There are renal complications from SCD, and the kidney is sensitive to the hypoxia induced by vaso-occlusion.41 Arginine is decreased in renal dysfunction given the loss of arginine synthesis from citrulline, which primarily occurs in the kidney. There can be a role for monitoring eNOS polymorphisms and arginine therapy. The 4a/4b allele had a higher frequency in SCD patients with nephropathy.37,39,42 In adults with SCD, it has been found that there is an arginine deficiency.43 In addition, low plasma arginine levels were shown to be predictive of hospitalization for children with SCD.43 Low arginine levels lead to increased arginase levels, which metabolizes arginine in another pathway, to ornithine and subsequently, polyamines and proline, which leads to smooth muscle proliferation airway remodeling.44 Understanding the eNOS polymorphisms can help direct arginine therapy.

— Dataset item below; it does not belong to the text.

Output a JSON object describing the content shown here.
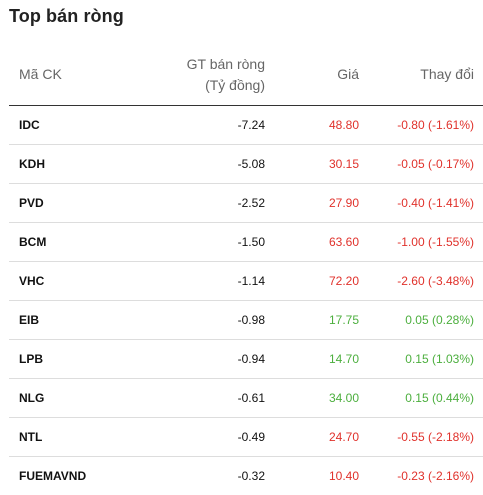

Relationship with adhesion molecule upregulation

Vilas-Boas et al45 found that the SCD patients with the 786T>C polymorphism had higher levels of sVCAM-1 levels. NO normally inhibits the expression of adhesion molecules, like sVCAM-1, which maintains normal endothelial function and blood flow. The upregulation of adhesion molecules contributes to vascular inflammation.46 VLA-4 is the very late activation antigen that is only expressed on sickled RBC membranes.47 Its receptor is VCAM-1, another immunoglobulin like ICAM-1. It is proposed that a possible treatment modality is antibodies to these two factors, which could decrease adhesion molecule upregulation.

Conclusion

There are few therapies approved for SCD treatment. Those that have been the most helpful, HbF inducers, HU, and opiates, have not displayed consistent results among patients, suggesting genetic influences. Many studies in this report have shown that genetic polymorphisms can influence the response to these treatments. Further studies are warranted to evaluate the impact on SCD treatment. Eventually, this approach would lead to more personalized approach for therapies in the field of SCD.